Jusqu'ici, il faut aussi relever que la Confédération a assumé la part la plus importante du financement de la gestion de la crise. Nous estimons que la Confédération, elle seule, a financé 85 à 90 pour cent de toutes les dépenses en lien avec le Covid-19 - ce qui est quand même écrasant. Dans ces conditions, aussi bien pour les raisons financières qui ont été évoquées tout à l'heure que parce que nous sommes à nouveau dans une situation normale, nous ne voyons pas pourquoi il reviendrait à la Confédération de financer ces tests au-delà de la fin de l'année, sachant que ces coûts supplémentaires, conformément à la proposition de votre commission, avoisineraient les 640 millions de francs.

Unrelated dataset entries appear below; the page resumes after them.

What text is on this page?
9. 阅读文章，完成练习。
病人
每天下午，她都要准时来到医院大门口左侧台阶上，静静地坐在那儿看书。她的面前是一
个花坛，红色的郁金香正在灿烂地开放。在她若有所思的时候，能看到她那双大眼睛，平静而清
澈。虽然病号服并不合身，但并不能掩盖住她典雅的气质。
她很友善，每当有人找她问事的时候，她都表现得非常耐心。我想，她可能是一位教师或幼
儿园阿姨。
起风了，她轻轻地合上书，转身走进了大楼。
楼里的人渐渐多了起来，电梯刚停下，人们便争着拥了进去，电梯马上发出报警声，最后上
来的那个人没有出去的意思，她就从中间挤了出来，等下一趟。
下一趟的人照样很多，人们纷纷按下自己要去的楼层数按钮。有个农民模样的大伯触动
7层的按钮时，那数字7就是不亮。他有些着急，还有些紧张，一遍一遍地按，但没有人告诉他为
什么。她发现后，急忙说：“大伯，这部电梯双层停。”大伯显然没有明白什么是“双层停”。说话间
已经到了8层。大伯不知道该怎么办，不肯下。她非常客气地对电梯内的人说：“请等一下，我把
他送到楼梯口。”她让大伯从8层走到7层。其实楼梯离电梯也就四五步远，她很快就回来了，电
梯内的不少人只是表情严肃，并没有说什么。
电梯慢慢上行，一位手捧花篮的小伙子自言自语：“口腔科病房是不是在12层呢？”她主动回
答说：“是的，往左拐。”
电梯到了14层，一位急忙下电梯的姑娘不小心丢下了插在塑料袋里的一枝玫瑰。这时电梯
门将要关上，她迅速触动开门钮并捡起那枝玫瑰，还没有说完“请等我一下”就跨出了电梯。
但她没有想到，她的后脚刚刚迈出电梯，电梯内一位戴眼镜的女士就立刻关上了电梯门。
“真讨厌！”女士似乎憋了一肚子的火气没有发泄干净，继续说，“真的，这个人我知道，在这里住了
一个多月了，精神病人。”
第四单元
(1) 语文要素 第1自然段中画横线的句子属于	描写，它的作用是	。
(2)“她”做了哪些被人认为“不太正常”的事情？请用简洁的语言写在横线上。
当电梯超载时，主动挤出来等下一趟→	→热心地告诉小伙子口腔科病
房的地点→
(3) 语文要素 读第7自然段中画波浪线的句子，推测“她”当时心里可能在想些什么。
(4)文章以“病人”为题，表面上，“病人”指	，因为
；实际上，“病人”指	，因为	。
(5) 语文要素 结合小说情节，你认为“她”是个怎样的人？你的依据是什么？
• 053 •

Il y a une autre proposition de minorité Aeschi Thomas qui concerne le certificat sanitaire. Alors là, je vous demande instamment de suivre la majorité sur cette question ayant trait au certificat sanitaire, au certificat Covid-19. Il faut être clair aujourd'hui: nous ne savons pas jusqu'à quand d'autres pays vont exiger le certificat sanitaire pour voyager, nous ne savons pas ce qui se passera pendant l'hiver, en janvier et en février, pour toutes celles et ceux qui voyagent pour des raisons privées mais aussi, et surtout, professionnelles. Imaginez la situation si nous ne bénéficions plus de la reconnaissance de part et d'autre de ces certificats. Nous avons besoin, en particulier dans un pays aussi connecté que le nôtre, de cette compatibilité internationale. Nous avons besoin d'une prolongation de cette base légale. Sans cela, elle s'éteindrait au 31 décembre de cette année. Dès le premier janvier de l'année prochaine, nous n'aurions plus de certificat, alors que s'il était encore demandé dans d'autres pays, cela conduirait à des difficultés notamment pour les déplacements et pour les voyages.

Je terminerai avec la proposition de minorité Wasserfallen Flavia. Je vous demande de suivre la proposition de votre commission. Il nous semble que nous sommes aujourd'hui dans une situation normale, dans laquelle il n'est plus justifié de prévoir des mesures spécifiques qui sortent du cadre normal, qui sortent de ce que l'on fait d'habitude pour atténuer les conséquences économiques de la crise.

Sur ce point, je vous invite donc à suivre la proposition de votre commission.